Improving Data Quality
The spreadsheet has been collaboratively assembled in a crowdsourced effort. The data quality is mediocre, so I had to go ahead and clean the data.
It turned out that some fields had a plus character or an asterisk to indicate a comment within the spreadsheet, which had the effect that Tableau didn't recognize the data properly, and instead interpreted the data as Null values. Unfortunately, cleaning up the data only had a limited effect; it helped to the extent that each song had a data assigned. However, a closer look at the data revealed that the genre was missing from a lot of songs
Introducing The Genre
In order to find out about how the music taste has changed over time, my goal was to indicate the genre by color:
This visualization came closer to what I intended to show. The colored areas of the stacked graphs clearly showed changes in music preferences. For example, the growing share of Rap music starting from the mid-80's becomes apparent.
There are, however, a couple issues with this visualization. First of all, having so many songs with no genre indication (light gray areas) is problematic when the main message I want to convey banks on changing genre preferences over time. Also, even though it would tell an interesting story, it is not obvious why the number of songs per year shrinks after 1967. Since data quality has been a problem with this data set, it could very well be that this is a matter of missing data. A third problem is that there are by far too many genres which makes the coloring confusing and the visualization less compelling.
Top 30 Artists of All Time
I decided to include artists in some way or another. With thousands of artists, however, I decided to only include the top 30 artists of all time.
This removed the coloring problem but still left me with too much missing genre data. Breaking up the data into small multiples for the 30 top artists improved the situation. I sorted the artists by the date they released had their first song in the charts.
Even if the genre is missing, the visualization tells a compelling story. One can see when the bands had their songs in the charts, and in what period of time they released their songs.
When I broke down the visualization by artists, I expected to see names like Michael Jackson, Madonna, or Hip Hop acts like LL Cool J, who were all active over a stretched period of time.The problem is that despite the fact they were very successful, they didn't put out enough records to appear in the Top 30. Madonna, for example, had over 50 singles in the charts, which is still too little.

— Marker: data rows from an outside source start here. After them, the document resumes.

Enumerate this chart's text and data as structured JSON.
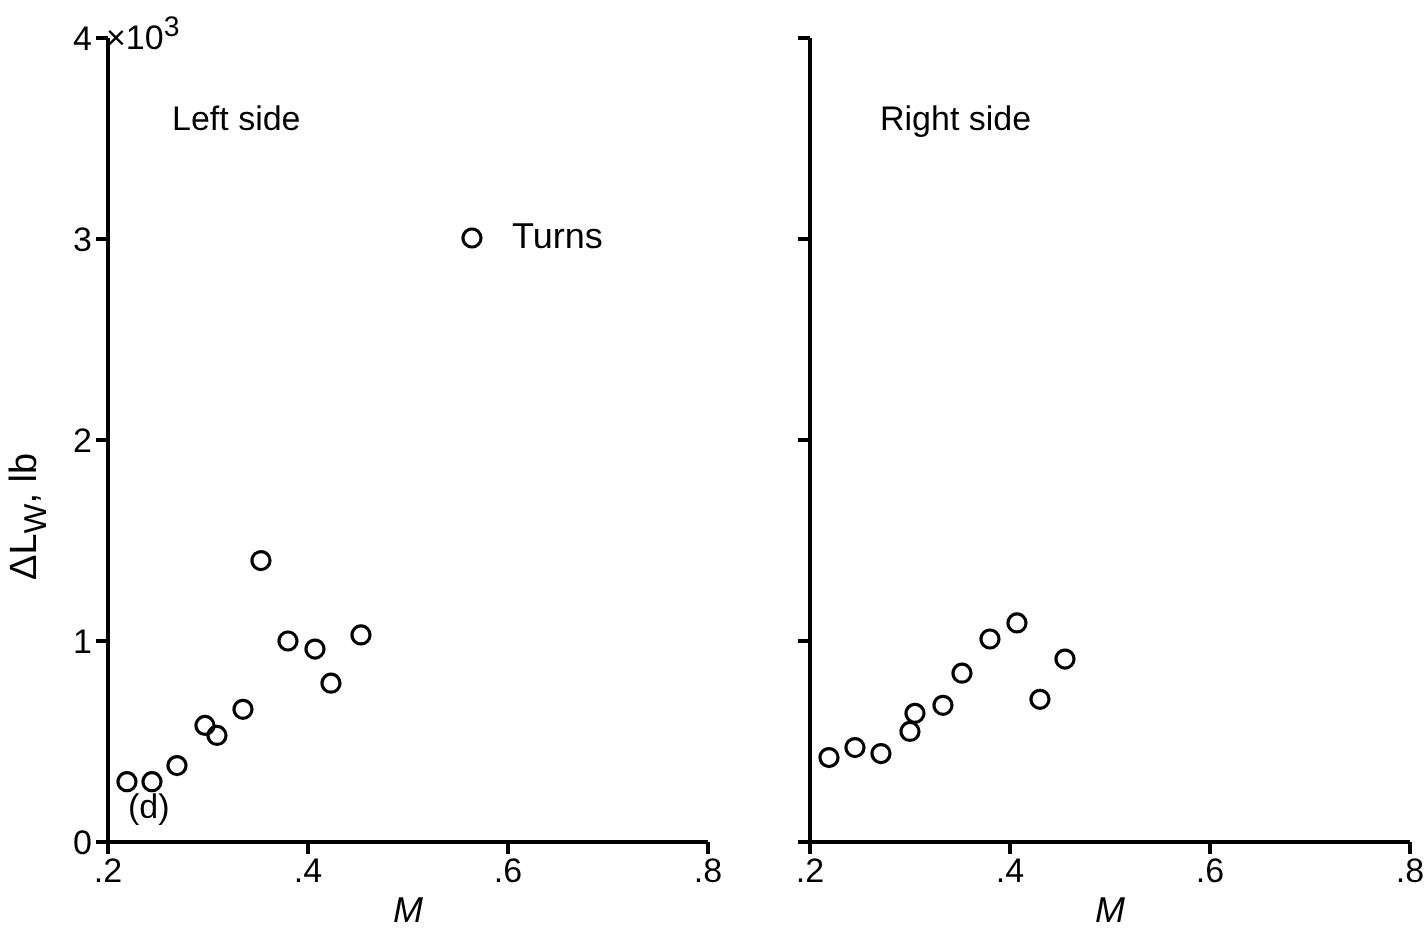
{
  "chart_data": [
    {
      "type": "scatter",
      "xlabel": "M",
      "ylabel": "ΔL$_{W}$, lb",
      "annotations": [
        "×10$^{3}$",
        "Left side",
        "(d)"
      ],
      "xlim": [
        0.2,
        0.8
      ],
      "xticks": [
        {
          "value": 0.2,
          "label": ".2"
        },
        {
          "value": 0.4,
          "label": ".4"
        },
        {
          "value": 0.6,
          "label": ".6"
        },
        {
          "value": 0.8,
          "label": ".8"
        }
      ],
      "ylim": [
        0,
        4
      ],
      "yticks": [
        0,
        1,
        2,
        3,
        4
      ],
      "marker": "circle",
      "legend": "top right",
      "grid": false,
      "series": [
        {
          "name": "Turns",
          "color": "#000000",
          "x": [
            0.219,
            0.244,
            0.269,
            0.297,
            0.309,
            0.335,
            0.353,
            0.38,
            0.407,
            0.423,
            0.453
          ],
          "values": [
            0.3,
            0.3,
            0.38,
            0.58,
            0.53,
            0.66,
            1.4,
            1.0,
            0.96,
            0.79,
            1.03
          ]
        }
      ]
    },
    {
      "type": "scatter",
      "xlabel": "M",
      "annotations": [
        "Right side"
      ],
      "xlim": [
        0.2,
        0.8
      ],
      "xticks": [
        {
          "value": 0.2,
          "label": ".2"
        },
        {
          "value": 0.4,
          "label": ".4"
        },
        {
          "value": 0.6,
          "label": ".6"
        },
        {
          "value": 0.8,
          "label": ".8"
        }
      ],
      "ylim": [
        0,
        4
      ],
      "yticks": [
        0,
        1,
        2,
        3,
        4
      ],
      "tick_labels": "x",
      "marker": "circle",
      "grid": false,
      "series": [
        {
          "color": "#000000",
          "x": [
            0.219,
            0.245,
            0.271,
            0.3,
            0.305,
            0.333,
            0.352,
            0.38,
            0.407,
            0.43,
            0.455
          ],
          "values": [
            0.42,
            0.47,
            0.44,
            0.55,
            0.64,
            0.68,
            0.84,
            1.01,
            1.09,
            0.71,
            0.91
          ]
        }
      ]
    }
  ]
}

To see those, I wanted to restrict the time range to songs released after 1980, while still showing the top 30. I didn't find out how to use a nested filter with Tableau ("show Top 30 artists of all songs after 1985) instead of an additive filter ("Show only songs after 1980 of all Top 30 artists"). I worked around this restriction by just filtering for artists with more than 30 songs and, restricted the time range to only songs released after 1980, and manually removed the few artists that showed up in that list, but released most of their songs prior to 1980.